Abstract

We have presented a novel and unified approach for the analysis of delaminated structures in a compressive load environment. Previous studies have addressed delamination buckling, postbuckling and growth as three separate events with respect to remote load, with an appropriate criterion to demarcate the separate regimes. We show that a unified treatment of this problem is possible so that the evolution of the delaminated areas is obtained as a part of the calculation process. The unified approach is made possible by the introduction of an interface decohesion law that is appealing both as a computational device to regularize an otherwise singular problem, and as a physical model of the decohesion process. This type of modelling is known in fracture mechanics as Barenblatt–Dugdale (BD) models. Employing BD models, we were able to overcome some of the limitations of linear elastic fracture mechanics approaches in predicting general delamination growth. Using a virtual work formulation, the delamination–interphase–substrate system was modelled as one, resulting in a system of integral equations that was solved using an approximate method. The present treatment is new and demonstrates a successful departure from traditional fracture mechanics based concepts that require empirical relations for non–self similar delamination growth studies.
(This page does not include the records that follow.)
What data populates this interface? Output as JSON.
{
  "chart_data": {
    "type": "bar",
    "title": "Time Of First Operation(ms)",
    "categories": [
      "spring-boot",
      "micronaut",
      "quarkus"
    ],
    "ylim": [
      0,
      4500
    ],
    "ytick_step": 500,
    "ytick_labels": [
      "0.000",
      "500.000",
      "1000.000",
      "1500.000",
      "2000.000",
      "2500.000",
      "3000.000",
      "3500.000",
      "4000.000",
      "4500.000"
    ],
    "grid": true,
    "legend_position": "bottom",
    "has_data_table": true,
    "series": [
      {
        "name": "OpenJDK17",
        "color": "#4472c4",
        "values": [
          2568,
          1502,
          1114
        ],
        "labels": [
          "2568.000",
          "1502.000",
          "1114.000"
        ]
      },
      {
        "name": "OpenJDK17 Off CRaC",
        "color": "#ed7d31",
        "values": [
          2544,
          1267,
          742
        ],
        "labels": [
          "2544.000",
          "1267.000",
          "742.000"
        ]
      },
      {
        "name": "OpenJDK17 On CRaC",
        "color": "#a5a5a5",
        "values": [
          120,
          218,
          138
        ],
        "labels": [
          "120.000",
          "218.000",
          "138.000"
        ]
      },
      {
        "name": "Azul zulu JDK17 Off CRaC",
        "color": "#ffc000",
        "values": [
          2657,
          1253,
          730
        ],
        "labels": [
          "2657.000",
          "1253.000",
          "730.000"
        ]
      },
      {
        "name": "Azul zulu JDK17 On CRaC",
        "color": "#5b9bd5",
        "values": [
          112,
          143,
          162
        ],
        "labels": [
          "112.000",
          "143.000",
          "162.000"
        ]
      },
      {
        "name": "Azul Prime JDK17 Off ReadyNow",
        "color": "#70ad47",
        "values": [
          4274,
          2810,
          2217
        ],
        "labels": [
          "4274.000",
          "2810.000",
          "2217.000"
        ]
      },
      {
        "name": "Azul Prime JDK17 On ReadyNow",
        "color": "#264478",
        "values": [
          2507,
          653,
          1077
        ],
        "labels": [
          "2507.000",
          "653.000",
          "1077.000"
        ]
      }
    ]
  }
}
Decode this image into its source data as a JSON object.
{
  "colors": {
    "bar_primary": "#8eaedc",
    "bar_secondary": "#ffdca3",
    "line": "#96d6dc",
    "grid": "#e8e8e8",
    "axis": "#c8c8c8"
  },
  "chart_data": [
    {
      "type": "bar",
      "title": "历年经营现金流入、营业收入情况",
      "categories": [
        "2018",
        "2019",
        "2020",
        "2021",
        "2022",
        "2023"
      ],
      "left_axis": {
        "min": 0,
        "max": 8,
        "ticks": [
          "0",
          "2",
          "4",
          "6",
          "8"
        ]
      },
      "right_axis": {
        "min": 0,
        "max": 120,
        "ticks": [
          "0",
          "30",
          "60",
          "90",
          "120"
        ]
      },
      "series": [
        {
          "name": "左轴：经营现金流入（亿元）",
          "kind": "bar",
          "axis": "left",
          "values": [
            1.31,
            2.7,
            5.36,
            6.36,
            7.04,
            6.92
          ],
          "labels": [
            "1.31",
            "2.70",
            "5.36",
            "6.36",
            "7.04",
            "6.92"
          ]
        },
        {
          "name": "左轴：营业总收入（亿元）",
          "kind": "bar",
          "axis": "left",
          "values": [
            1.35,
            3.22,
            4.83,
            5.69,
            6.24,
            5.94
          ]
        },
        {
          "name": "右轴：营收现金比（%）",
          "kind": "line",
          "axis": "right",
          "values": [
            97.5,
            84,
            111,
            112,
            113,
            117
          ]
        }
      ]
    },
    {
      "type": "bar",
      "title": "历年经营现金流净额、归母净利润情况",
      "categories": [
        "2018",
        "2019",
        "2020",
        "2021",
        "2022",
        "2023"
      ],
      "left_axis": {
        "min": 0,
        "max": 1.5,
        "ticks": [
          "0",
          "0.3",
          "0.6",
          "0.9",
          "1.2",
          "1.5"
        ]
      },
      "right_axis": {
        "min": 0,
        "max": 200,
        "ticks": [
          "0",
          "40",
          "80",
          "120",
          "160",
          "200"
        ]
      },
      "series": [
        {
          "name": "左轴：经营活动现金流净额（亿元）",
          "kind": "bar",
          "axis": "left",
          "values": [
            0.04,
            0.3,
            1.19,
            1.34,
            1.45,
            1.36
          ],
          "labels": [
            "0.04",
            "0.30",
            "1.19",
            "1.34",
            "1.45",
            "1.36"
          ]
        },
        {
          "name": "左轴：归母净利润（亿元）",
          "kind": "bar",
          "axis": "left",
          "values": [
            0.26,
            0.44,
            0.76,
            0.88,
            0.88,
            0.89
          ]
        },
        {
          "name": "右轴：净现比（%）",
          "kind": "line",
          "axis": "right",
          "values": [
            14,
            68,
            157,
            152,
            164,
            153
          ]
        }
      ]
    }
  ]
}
The problem formulation places no distinction between the phenomena of buckling (and postbuckling) and non–self–similar growth. That is, the same equations were found to govern the entire behaviour from beginning (starting to load/displace the structure) to end (complete decohesion and/or loss of stiffness) without specification to certain regimes of validity. We have demonstrated that the use of nonlinear elastic foundation models to characterize unilateral constraints and the use of interphase models to analyse delamination decohesion and growth are indeed viable. Non–self–similar delamination growth patterns were simulated without resorting to fracture mechanics concepts and it was found that unilateral contact can occur at buckling or in the postbuckling regime, as well as prior to delamination growth or after delamination growth. Several examples are presented to illustrate this new treatment.